Well, I hope I've helped to suggest some reasons why it might be so.

If the readers had liked the Cho/Harry plotline better, then I am 
guessing that you would not see such a prevalence of Evil!Cho.  If 
the word "popular" did not have very specific connotations to many
American readers, I don't think you would see as much Evil!Cho either.
And if Cho's presentation in the books had not been quite so one-sided
and idealized, then I also doubt that Evil!Cho would be nearly as 
widespread a reading as it is.

Combine all of those factors, though, and I'd say that you have a 
very good recipe for fan vilification of a character.

I would point out, though, that these factors are really *not* 
completely external to the canon.  They are rooted in the character's 
canonical role, presentation and depiction.  They may not reflect the 
author's intent, but they do derive from the choices that the author 
made.  Fanon emerges out of the intersection or the collision of what 
is actually there *in* the text, and what the readership wants, 
needs, or expects *from* that text.  

In Cho's case, I would say that what the author wanted to give was
clearly not what the readership wanted to take away.

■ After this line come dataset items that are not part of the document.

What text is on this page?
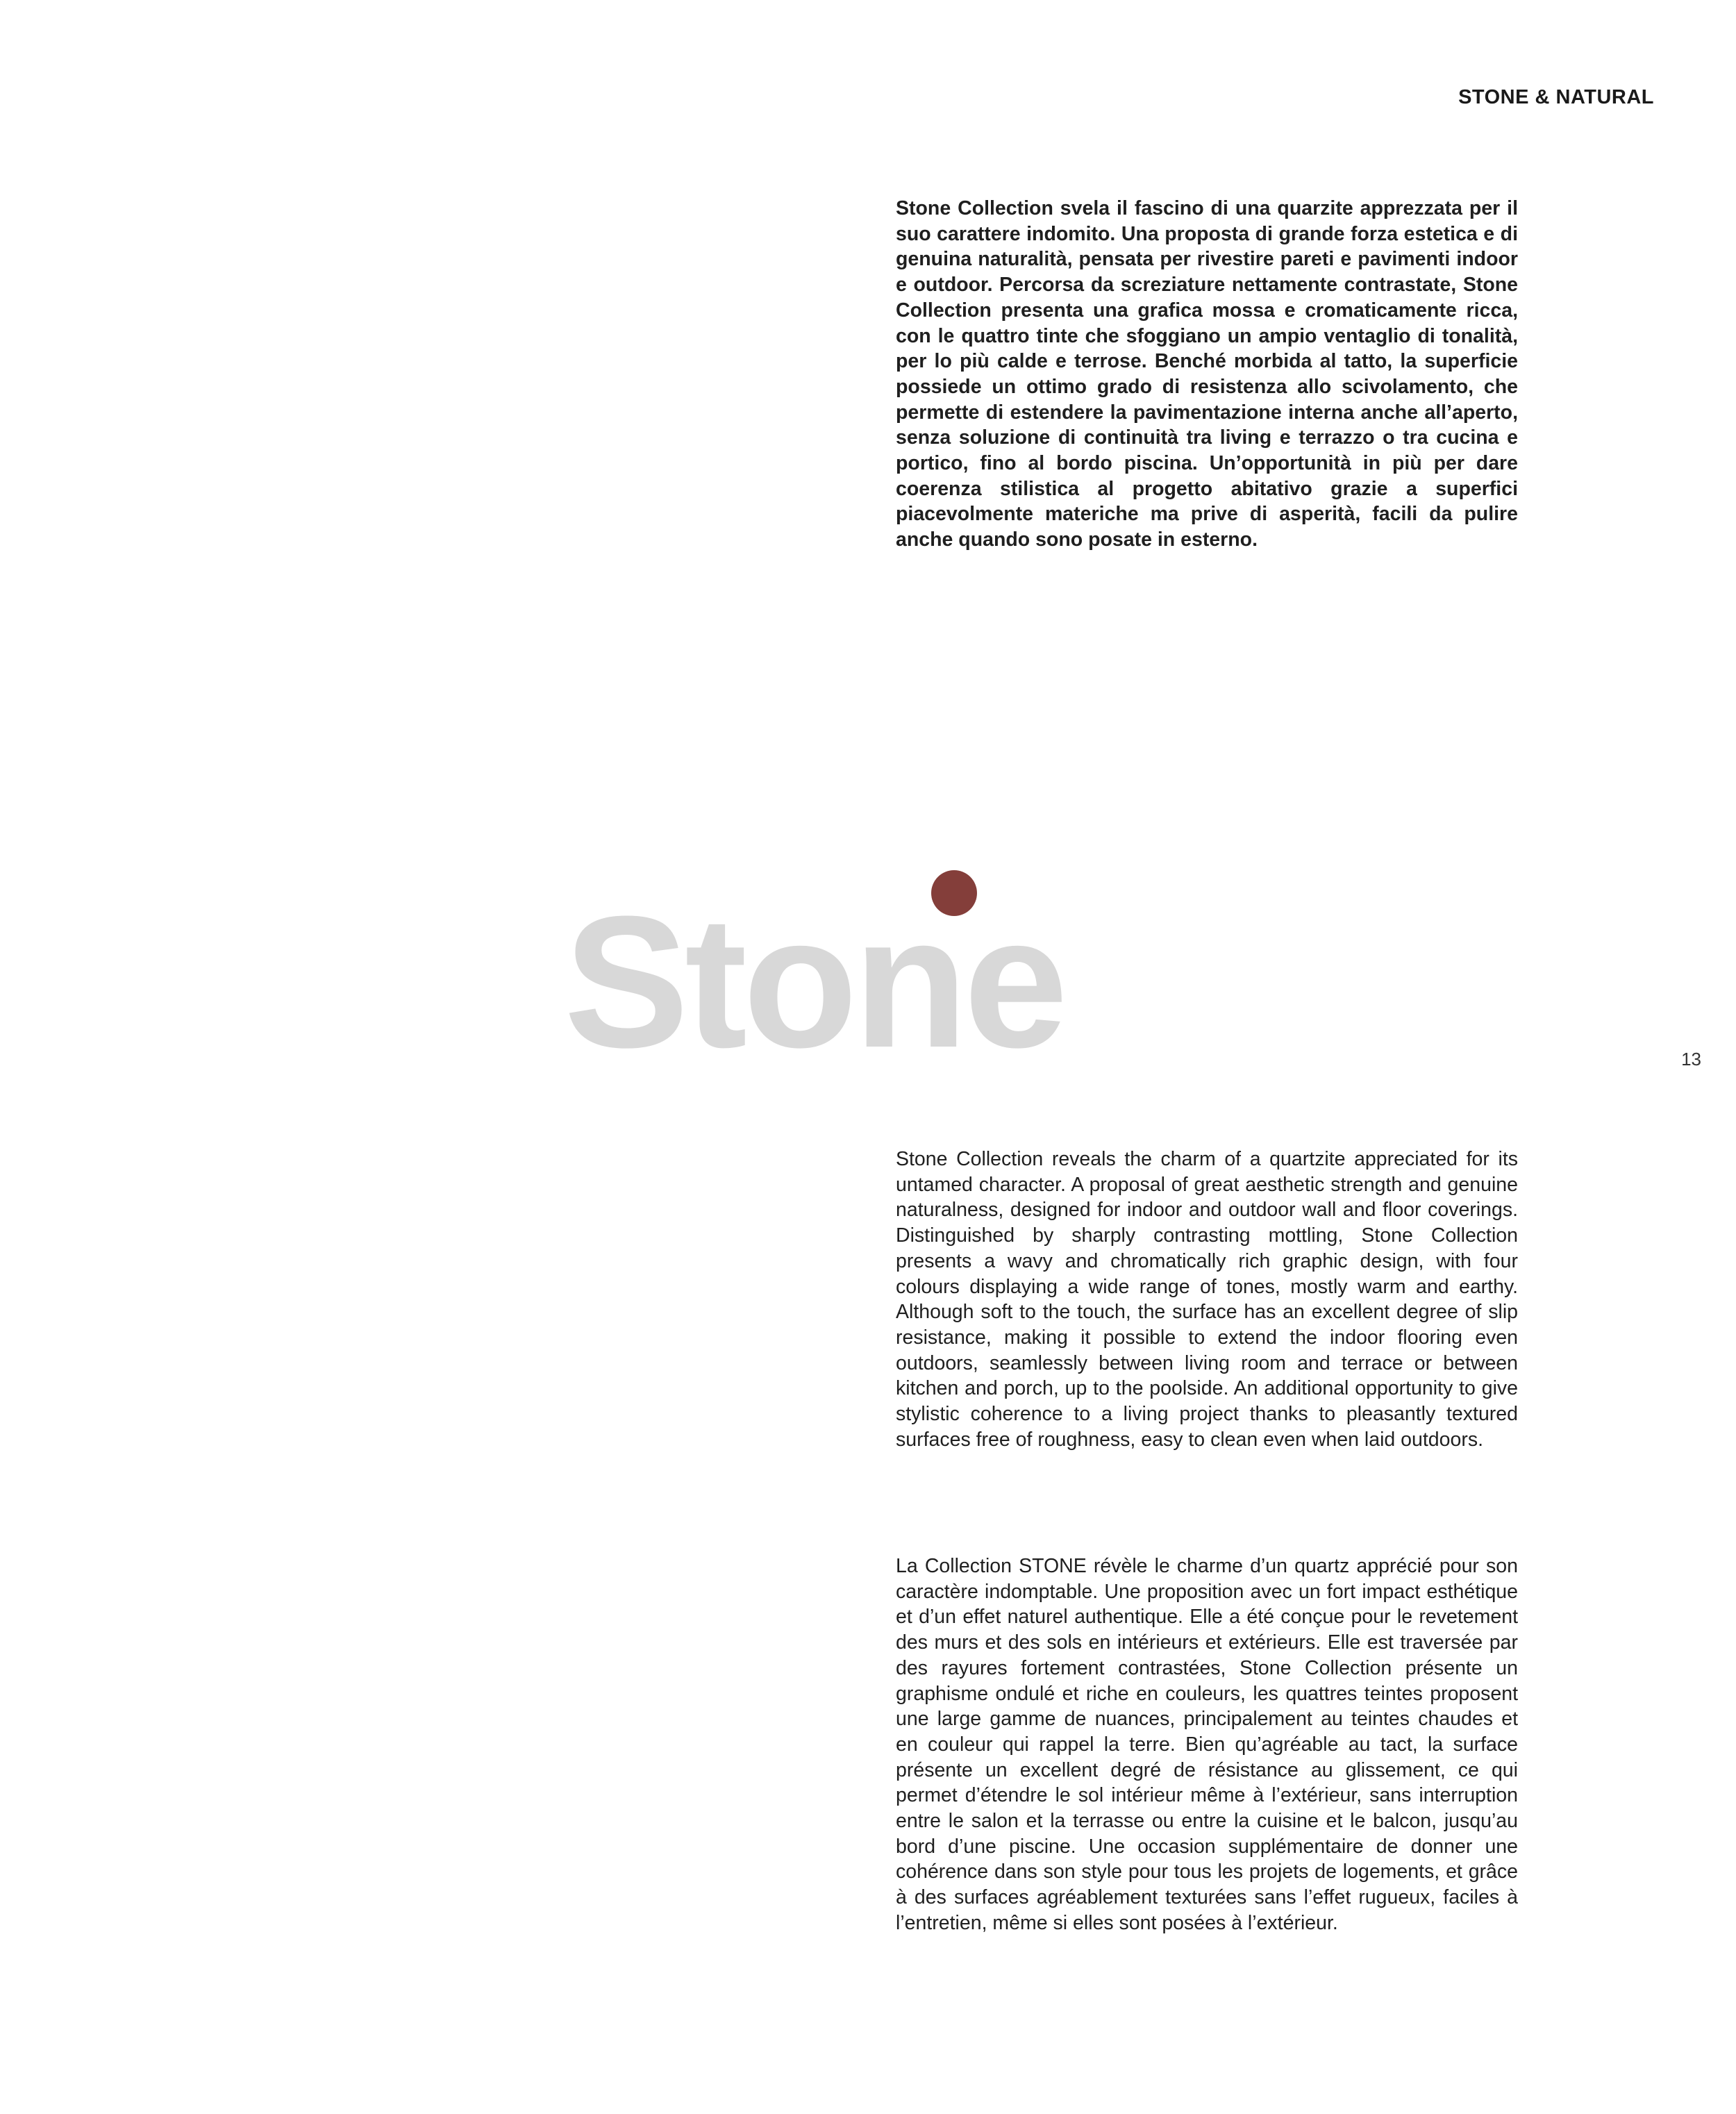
STONE & NATURAL

Stone Collection svela il fascino di una quarzite apprezzata per il suo carattere indomito. Una proposta di grande forza estetica e di genuina naturalità, pensata per rivestire pareti e pavimenti indoor e outdoor. Percorsa da screziature nettamente contrastate, Stone Collection presenta una grafica mossa e cromaticamente ricca, con le quattro tinte che sfoggiano un ampio ventaglio di tonalità, per lo più calde e terrose. Benché morbida al tatto, la superficie possiede un ottimo grado di resistenza allo scivolamento, che permette di estendere la pavimentazione interna anche all’aperto, senza soluzione di continuità tra living e terrazzo o tra cucina e portico, fino al bordo piscina. Un’opportunità in più per dare coerenza stilistica al progetto abitativo grazie a superfici piacevolmente materiche ma prive di asperità, facili da pulire anche quando sono posate in esterno.

Stone	13

Stone Collection reveals the charm of a quartzite appreciated for its untamed character. A proposal of great aesthetic strength and genuine naturalness, designed for indoor and outdoor wall and floor coverings. Distinguished by sharply contrasting mottling, Stone Collection presents a wavy and chromatically rich graphic design, with four colours displaying a wide range of tones, mostly warm and earthy. Although soft to the touch, the surface has an excellent degree of slip resistance, making it possible to extend the indoor flooring even outdoors, seamlessly between living room and terrace or between kitchen and porch, up to the poolside. An additional opportunity to give stylistic coherence to a living project thanks to pleasantly textured surfaces free of roughness, easy to clean even when laid outdoors.

La Collection STONE révèle le charme d’un quartz apprécié pour son caractère indomptable. Une proposition avec un fort impact esthétique et d’un effet naturel authentique. Elle a été conçue pour le revetement des murs et des sols en intérieurs et extérieurs. Elle est traversée par des rayures fortement contrastées, Stone Collection présente un graphisme ondulé et riche en couleurs, les quattres teintes proposent une large gamme de nuances, principalement au teintes chaudes et en couleur qui rappel la terre. Bien qu’agréable au tact, la surface présente un excellent degré de résistance au glissement, ce qui permet d’étendre le sol intérieur même à l’extérieur, sans interruption entre le salon et la terrasse ou entre la cuisine et le balcon, jusqu’au bord d’une piscine. Une occasion supplémentaire de donner une cohérence dans son style pour tous les projets de logements, et grâce à des surfaces agréablement texturées sans l’effet rugueux, faciles à l’entretien, même si elles sont posées à l’extérieur.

> If the strongly negative portrayal in fanon stems not from Cho the 
> character as JKR has delineated so far, then perhaps it stems from 
> her narrative function as the current focus of Harry's romantic 
> interest. 

I hardly see how it could not do, honestly.  Cho as a character barely
exists.  So far, her role as Harry's romantic interest *is* pretty 
much how JKR has delineated her so far.

I do appreciate the distinction you're trying to make here -- it's 
that old distinction between the character-as-a-person and the 
character-as-a-construct -- but at the same time, when it comes to 
the development of fanon, I think that we have to accept that both 
factors are always going to come into play.  Fanon portrayals reflect 
reader response, which derives from reactions to the characters both 
as people *and* as constructs.  

After all, don't you think that it's reader rebellion against Draco's 
designated narrative function that lends such force and momentum to 
Fanon!Draco?  I certainly believe that it is.

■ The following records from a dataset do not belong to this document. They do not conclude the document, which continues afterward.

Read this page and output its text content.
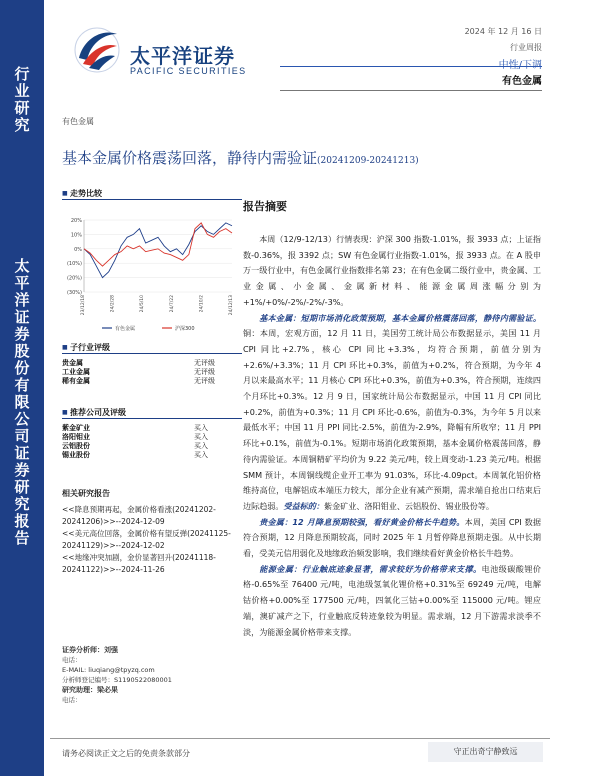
行
业
研
究
太
平
洋
证
券
股
份
有
限
公
司
证
券
研
究
报
告
太平洋证券
PACIFIC SECURITIES
2024 年 12 月 16 日
行业周报
有色金属
有色金属
基本金属价格震荡回落，静待内需验证(20241209-20241213)
■ 走势比较
20%
10%
0%
(10%)
(20%)
(30%)
23/12/18	24/2/28	24/5/10	24/7/22	24/10/2	24/12/13
有色金属	沪深300
■ 子行业评级
贵金属	无评级
工业金属	无评级
稀有金属	无评级
■ 推荐公司及评级
紫金矿业	买入
洛阳钼业	买入
云铝股份	买入
锡业股份	买入
相关研究报告

<<降息预期再起，金属价格看涨(20241202-20241206)>>--2024-12-09

<<美元高位回落，金属价格有望反弹(20241125-20241129)>>--2024-12-02

<<地缘冲突加剧，金价显著回升(20241118-20241122)>>--2024-11-26

证券分析师：刘强
电话：
E-MAIL: liuqiang@tpyzq.com
分析师登记编号：S1190522080001
研究助理：梁必果
电话：
报告摘要

本周（12/9-12/13）行情表现：沪深 300 指数-1.01%，报 3933 点；上证指数-0.36%，报 3392 点；SW 有色金属行业指数-1.01%，报 3933 点。在 A 股申万一级行业中，有色金属行业指数排名第 23；在有色金属二级行业中，贵金属、工业金属、小金属、金属新材料、能源金属周涨幅分别为+1%/+0%/-2%/-2%/-3%。

基本金属：短期市场消化政策预期，基本金属价格震荡回落，静待内需验证。铜：本周，宏观方面，12 月 11 日，美国劳工统计局公布数据显示，美国 11 月 CPI 同比+2.7%，核心 CPI 同比+3.3%，均符合预期，前值分别为+2.6%/+3.3%；11 月 CPI 环比+0.3%，前值为+0.2%，符合预期，为今年 4 月以来最高水平；11 月核心 CPI 环比+0.3%，前值为+0.3%，符合预期，连续四个月环比+0.3%。12 月 9 日，国家统计局公布数据显示，中国 11 月 CPI 同比+0.2%，前值为+0.3%；11 月 CPI 环比-0.6%，前值为-0.3%，为今年 5 月以来最低水平；中国 11 月 PPI 同比-2.5%，前值为-2.9%，降幅有所收窄；11 月 PPI 环比+0.1%，前值为-0.1%。短期市场消化政策预期，基本金属价格震荡回落，静待内需验证。本周铜精矿平均价为 9.22 美元/吨，较上周变动-1.23 美元/吨。根据 SMM 预计，本周铜线缆企业开工率为 91.03%，环比-4.09pct。本周氧化铝价格维持高位，电解铝成本端压力较大，部分企业有减产预期，需求端自抢出口结束后边际趋弱。受益标的：紫金矿业、洛阳钼业、云铝股份、锡业股份等。

贵金属：12 月降息预期较强，看好黄金价格长牛趋势。本周，美国 CPI 数据符合预期，12 月降息预期较高，同时 2025 年 1 月暂停降息预期走强。从中长期看，受美元信用弱化及地缘政治频发影响，我们继续看好黄金价格长牛趋势。

能源金属：行业触底迹象显著，需求较好为价格带来支撑。电池级碳酸锂价格-0.65%至 76400 元/吨，电池级氢氧化锂价格+0.31%至 69249 元/吨，电解钴价格+0.00%至 177500 元/吨，四氧化三钴+0.00%至 115000 元/吨。锂应端，澳矿减产之下，行业触底反转迹象较为明显。需求端，12 月下游需求淡季不淡，为能源金属价格带来支撑。

请务必阅读正文之后的免责条款部分	守正出奇宁静致远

> In order to develop an alternate relationSHIP, many fanfic authors 
> felt obliged to address the issue of shifting Harry's focus since 
> his reactions to Cho in PoA are a drag to the dynamics of nautical 
> speed.

I agree that this is surely one of the factors contributing to the 
popularity of Evil!Cho, but I don't think that it's the only one.  
See above.

> The inconvenience that is Cho's narrative function to shipping has 
> led to poor characterization of her in fanfics in general. 

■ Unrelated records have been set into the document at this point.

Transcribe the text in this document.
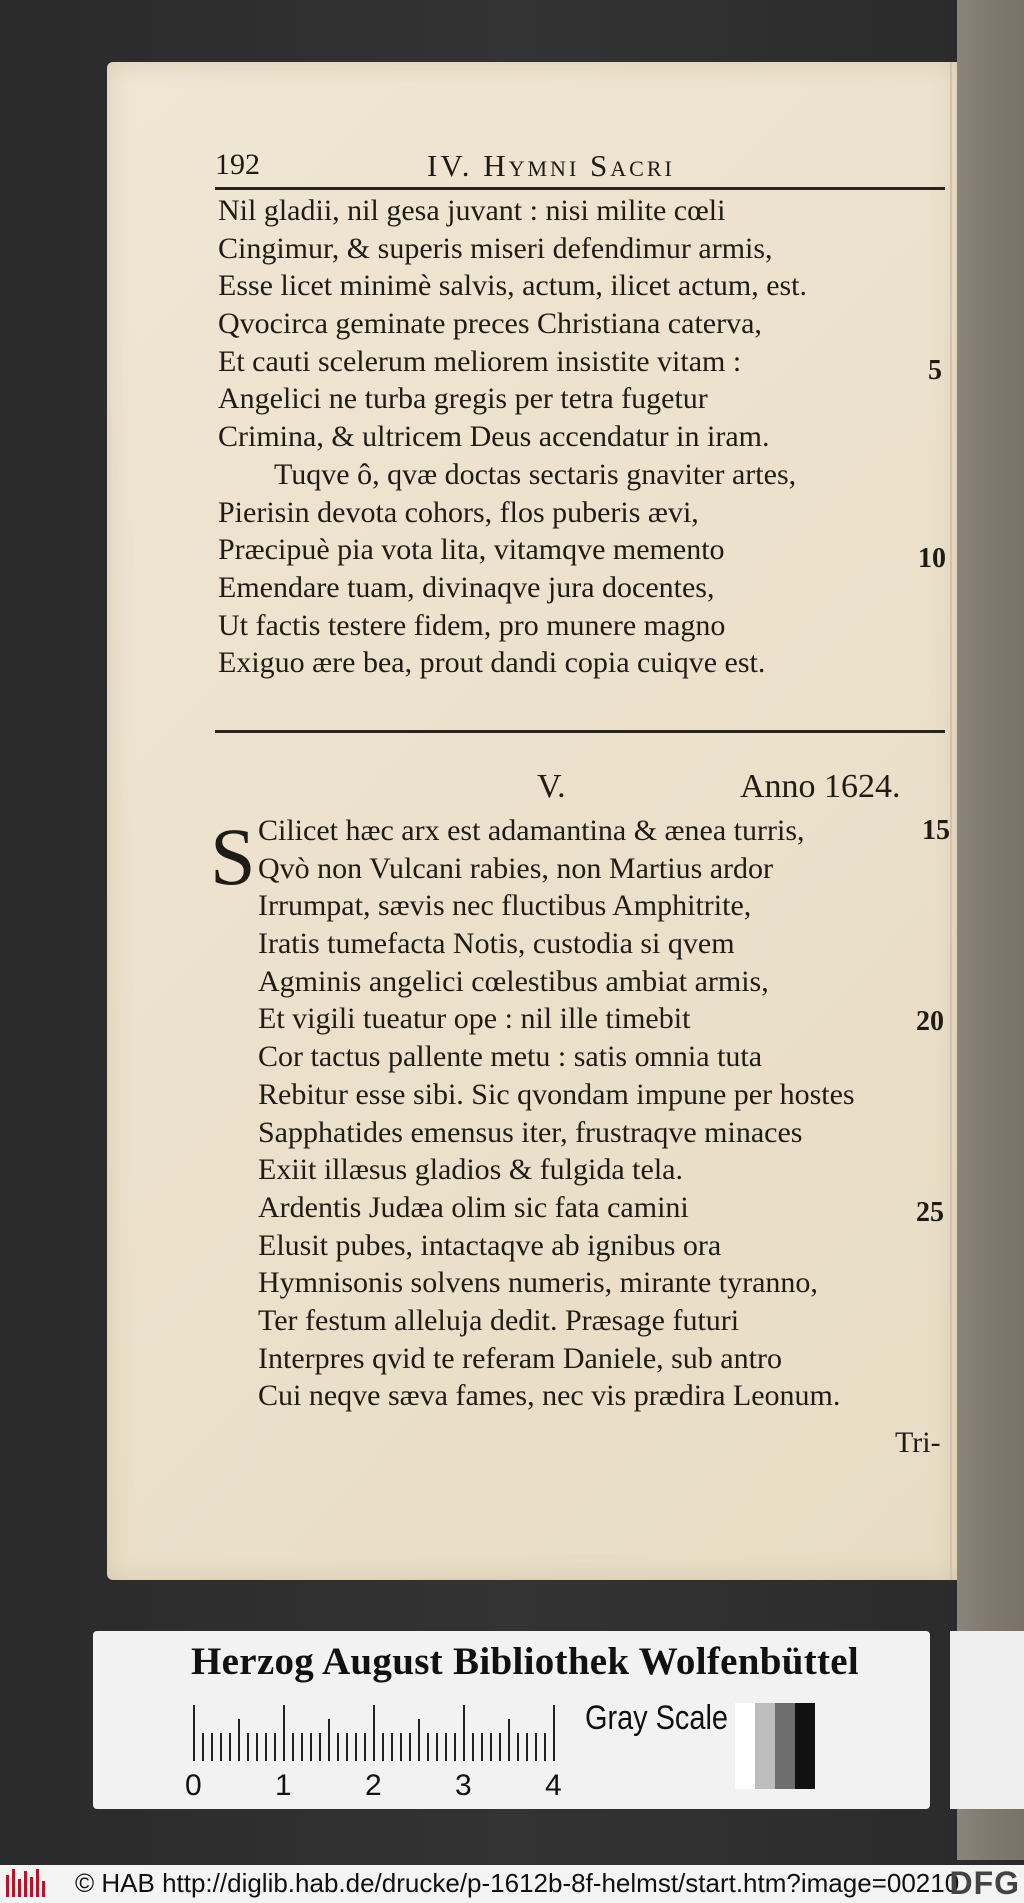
192	IV. Hymni Sacri
Nil gladii, nil gesa juvant : nisi milite cœli
Cingimur, & superis miseri defendimur armis,
Esse licet minimè salvis, actum, ilicet actum, est.
Qvocirca geminate preces Christiana caterva,
Et cauti scelerum meliorem insistite vitam :
Angelici ne turba gregis per tetra fugetur
Crimina, & ultricem Deus accendatur in iram.
Tuqve ô, qvæ doctas sectaris gnaviter artes,
Pierisin devota cohors, flos puberis ævi,
Præcipuè pia vota lita, vitamqve memento
Emendare tuam, divinaqve jura docentes,
Ut factis testere fidem, pro munere magno
Exiguo ære bea, prout dandi copia cuiqve est.
5
10
V.	Anno 1624.
S Cilicet hæc arx est adamantina & ænea turris,
Qvò non Vulcani rabies, non Martius ardor
Irrumpat, sævis nec fluctibus Amphitrite,
Iratis tumefacta Notis, custodia si qvem
Agminis angelici cœlestibus ambiat armis,
Et vigili tueatur ope : nil ille timebit
Cor tactus pallente metu : satis omnia tuta
Rebitur esse sibi. Sic qvondam impune per hostes
Sapphatides emensus iter, frustraqve minaces
Exiit illæsus gladios & fulgida tela.
Ardentis Judæa olim sic fata camini
Elusit pubes, intactaqve ab ignibus ora
Hymnisonis solvens numeris, mirante tyranno,
Ter festum alleluja dedit. Præsage futuri
Interpres qvid te referam Daniele, sub antro
Cui neqve sæva fames, nec vis prædira Leonum.
15
20
25
Tri-
Herzog August Bibliothek Wolfenbüttel
0 1 2 3 4
Gray Scale
© HAB http://diglib.hab.de/drucke/p-1612b-8f-helmst/start.htm?image=00210
DFG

I don't really think that "shipping," in the sense of readers plumping
for certain already-hinted-at potential future relationships for 
Harry, is by any means the only factor at work here.  I suspect that 
many readers who hadn't previously even bothered to *consider* 
Harry's love life still may have found Cho to be an irritant.  One of 
my housemates is about as little interested in the entire shipping 
issue as it is possible for a reader to be, I'd say.  He absolutely 
loathed Cho.

Just for the record, by the way, I myself have no problems with Cho.  
I felt affection for her while reading the books; I felt rotten for 
her at the end of GoF; and I'd like to see more of her in future 
canon (although only if she's actually going to get fleshed out a bit 
more).  But I really can't say that it surprised me in the *least* 
when I learned that she was so widely disliked.  Neither, however, 
has this fact led me to reevaluate my own reading of her canonical 
depiction, which I view as positive, if also rather blandly 
idealized.  

I suspect that if she hadn't been set forth in the text as such an 
unmitigated collection of idealized traits (pretty, smart, 
sportsmanlike, popular, athletic, sensible, kind, mature, ick, ick, 
ick), then people would both have liked her better and be far less 
inclined now to propose Ever So Evil Cho speculations.  I don't 
particularly dislike the character myself, but I can *certainly* 
understand why others would -- as well as why others might consider a 
descent into darkness a way to redeem her as a character who might 
add interest and relevance and...well, and *Bang!* to the storyline.